The codebase uses the factory pattern throughout (strategies, analyzers, readers, writers) for extensibility. New strategies or analyzers can be added by inheriting the base class and registering in the corresponding factory.

Project structure

src/nexus/
├── __init__.py                  # Public API exports
├── main.py                      # Entry point and execution pipeline
├── version.py                   # Package version
│
├── config/
│   └── settings.py              # Settings dataclasses and SettingsBuilder
│
├── core/
│   ├── node.py                  # Node (atom/particle) data model
│   ├── frame.py                 # Single trajectory frame
│   ├── cluster.py               # Cluster with percolation detection (period vectors)
│   └── system.py                # Trajectory wrapper with lazy frame iteration
│
├── analysis/
│   ├── analyzer_factory.py      # Creates analyzers from AnalysisSettings
│   ├── strategy_factory.py      # Selects clustering strategy from ClusteringSettings
│   │
│   ├── analyzers/
│   │   ├── base_analyzer.py                      # Abstract base class
│   │   ├── average_cluster_size_analyzer.py       # <S> weight-average cluster size
│   │   ├── largest_cluster_size_analyzer.py       # S_max
│   │   ├── spanning_cluster_size_analyzer.py      # S_span (largest finite cluster)
│   │   ├── gyration_radius_analyzer.py            # R_g binned by cluster size
│   │   ├── correlation_length_analyzer.py         # xi from gyration radius distribution
│   │   ├── percolation_probability_analyzer.py    # Pi (fraction of percolating frames)
│   │   ├── order_parameter_analyzer.py            # P_inf per dimension
│   │   ├── concentration_analyzer.py              # Networking-to-total node ratio
│   │   └── cluster_size_distribution_analyzer.py  # n_s histogram
│   │
│   └── strategies/
│       ├── base_strategy.py          # Abstract base class (union-find)
│       ├── distance_strategy.py      # Simple distance cutoff
│       ├── bond_strategy.py          # Three-node bridging pattern (e.g.
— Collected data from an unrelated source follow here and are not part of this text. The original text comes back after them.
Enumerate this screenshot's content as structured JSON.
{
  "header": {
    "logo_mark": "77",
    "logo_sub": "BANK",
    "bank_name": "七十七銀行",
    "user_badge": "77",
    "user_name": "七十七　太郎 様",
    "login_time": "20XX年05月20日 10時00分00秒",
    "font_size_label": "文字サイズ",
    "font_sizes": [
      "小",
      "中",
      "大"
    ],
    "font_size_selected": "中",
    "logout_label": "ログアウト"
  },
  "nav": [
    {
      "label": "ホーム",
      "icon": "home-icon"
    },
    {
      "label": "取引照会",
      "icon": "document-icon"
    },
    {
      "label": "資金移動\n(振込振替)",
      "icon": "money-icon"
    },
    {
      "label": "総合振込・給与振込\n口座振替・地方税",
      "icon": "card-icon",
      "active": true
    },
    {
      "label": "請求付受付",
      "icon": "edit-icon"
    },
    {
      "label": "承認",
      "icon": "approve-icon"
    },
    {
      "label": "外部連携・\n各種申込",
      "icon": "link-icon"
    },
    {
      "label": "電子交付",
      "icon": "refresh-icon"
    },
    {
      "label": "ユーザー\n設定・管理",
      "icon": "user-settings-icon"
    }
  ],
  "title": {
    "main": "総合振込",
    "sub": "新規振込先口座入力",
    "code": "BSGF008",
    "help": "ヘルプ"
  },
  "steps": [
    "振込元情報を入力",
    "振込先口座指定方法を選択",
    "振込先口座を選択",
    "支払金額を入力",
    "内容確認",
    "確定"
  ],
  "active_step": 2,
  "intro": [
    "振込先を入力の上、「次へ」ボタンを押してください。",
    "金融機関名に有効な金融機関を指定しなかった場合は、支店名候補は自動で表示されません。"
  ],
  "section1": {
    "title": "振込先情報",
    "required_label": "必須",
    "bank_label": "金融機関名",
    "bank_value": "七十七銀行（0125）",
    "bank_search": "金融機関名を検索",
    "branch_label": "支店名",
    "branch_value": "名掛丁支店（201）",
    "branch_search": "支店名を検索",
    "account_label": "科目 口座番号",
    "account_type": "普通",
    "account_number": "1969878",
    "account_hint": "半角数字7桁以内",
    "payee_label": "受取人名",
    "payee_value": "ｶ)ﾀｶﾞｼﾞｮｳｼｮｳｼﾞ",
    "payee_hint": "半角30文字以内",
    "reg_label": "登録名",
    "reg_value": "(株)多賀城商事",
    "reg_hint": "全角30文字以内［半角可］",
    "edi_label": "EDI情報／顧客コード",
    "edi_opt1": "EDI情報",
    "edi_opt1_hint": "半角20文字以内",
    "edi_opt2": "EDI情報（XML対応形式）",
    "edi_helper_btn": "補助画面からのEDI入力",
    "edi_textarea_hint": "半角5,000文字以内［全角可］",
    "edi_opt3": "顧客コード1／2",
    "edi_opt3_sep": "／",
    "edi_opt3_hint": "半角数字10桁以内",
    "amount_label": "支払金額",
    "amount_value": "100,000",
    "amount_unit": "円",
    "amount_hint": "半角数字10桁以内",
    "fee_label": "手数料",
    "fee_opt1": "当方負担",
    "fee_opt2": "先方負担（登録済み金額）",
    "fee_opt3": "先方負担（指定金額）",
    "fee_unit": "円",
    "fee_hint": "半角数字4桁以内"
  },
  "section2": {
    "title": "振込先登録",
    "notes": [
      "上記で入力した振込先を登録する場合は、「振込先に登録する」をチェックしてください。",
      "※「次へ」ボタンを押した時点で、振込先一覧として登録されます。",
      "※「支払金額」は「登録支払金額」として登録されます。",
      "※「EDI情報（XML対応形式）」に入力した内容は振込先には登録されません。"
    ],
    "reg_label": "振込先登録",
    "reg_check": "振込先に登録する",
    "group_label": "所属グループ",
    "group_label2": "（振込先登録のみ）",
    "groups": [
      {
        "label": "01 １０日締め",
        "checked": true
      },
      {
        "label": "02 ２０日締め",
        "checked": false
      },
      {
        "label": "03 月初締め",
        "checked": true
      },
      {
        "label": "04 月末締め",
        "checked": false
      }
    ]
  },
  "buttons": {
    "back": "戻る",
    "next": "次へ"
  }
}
Si-O-Si)
│       ├── coordination_strategy.py  # Bonding + coordination number constraints
│       ├── shared_strategy.py        # Coordination + shared bridging neighbors
│       └── search/
│           └── neighbor_searcher.py  # KD-tree spatial queries with PBC support
│
├── io/
│   ├── parser/
│   │   └── parser.py            # Frame parsing logic
│   ├── reader/
│   │   ├── base_reader.py       # Abstract base class (lazy indexing)
│   │   ├── reader_factory.py    # Auto-detects format from file extension
│   │   ├── xyz_reader.py        # Extended XYZ format
│   │   └── lammps_reader.py     # LAMMPS dump format
│   └── writer/
│       ├── base_writer.py                   # Abstract base class
│       ├── writer_factory.py                # Creates writers from settings
│       ├── clusters_writer.py               # Unwrapped cluster coordinates (XYZ)
│       ├── logs_writer.py                   # Configuration and setup logs
│       └── performance_writer.py            # Timing, memory, CPU metrics
│
└── utils/
    ├── aesthetics.py            # Terminal display formatting
    ├── geometry.py              # Numba JIT-compiled geometry functions
    └── performance.py           # Execution time and resource tracking

Documentation

The documentation is available here.

How to cite

If you use nexus-cat in your research, please cite the following paper:

@misc{perradin2026nexuscatcomputationalframeworkdefine,
      title={Nexus-CAT: A Computational Framework to Define Long-Range Structural Descriptors in Glassy Materials from Percolation Theory},
      author={Julien Perradin and Simona Ispas and Anwar Hasmy and Bernard Hehlen},
      year={2026},
      eprint={2604.11476},
      archivePrefix={arXiv},
      primaryClass={cond-mat.dis-nn},
      url={https://arxiv.org/abs/2604.11476},
}

Notes

Portions of the documentation and this code were assisted by large language models or AI coding assistants and have been reviewed for accuracy and compliance.

License

This project is licensed under the MIT License.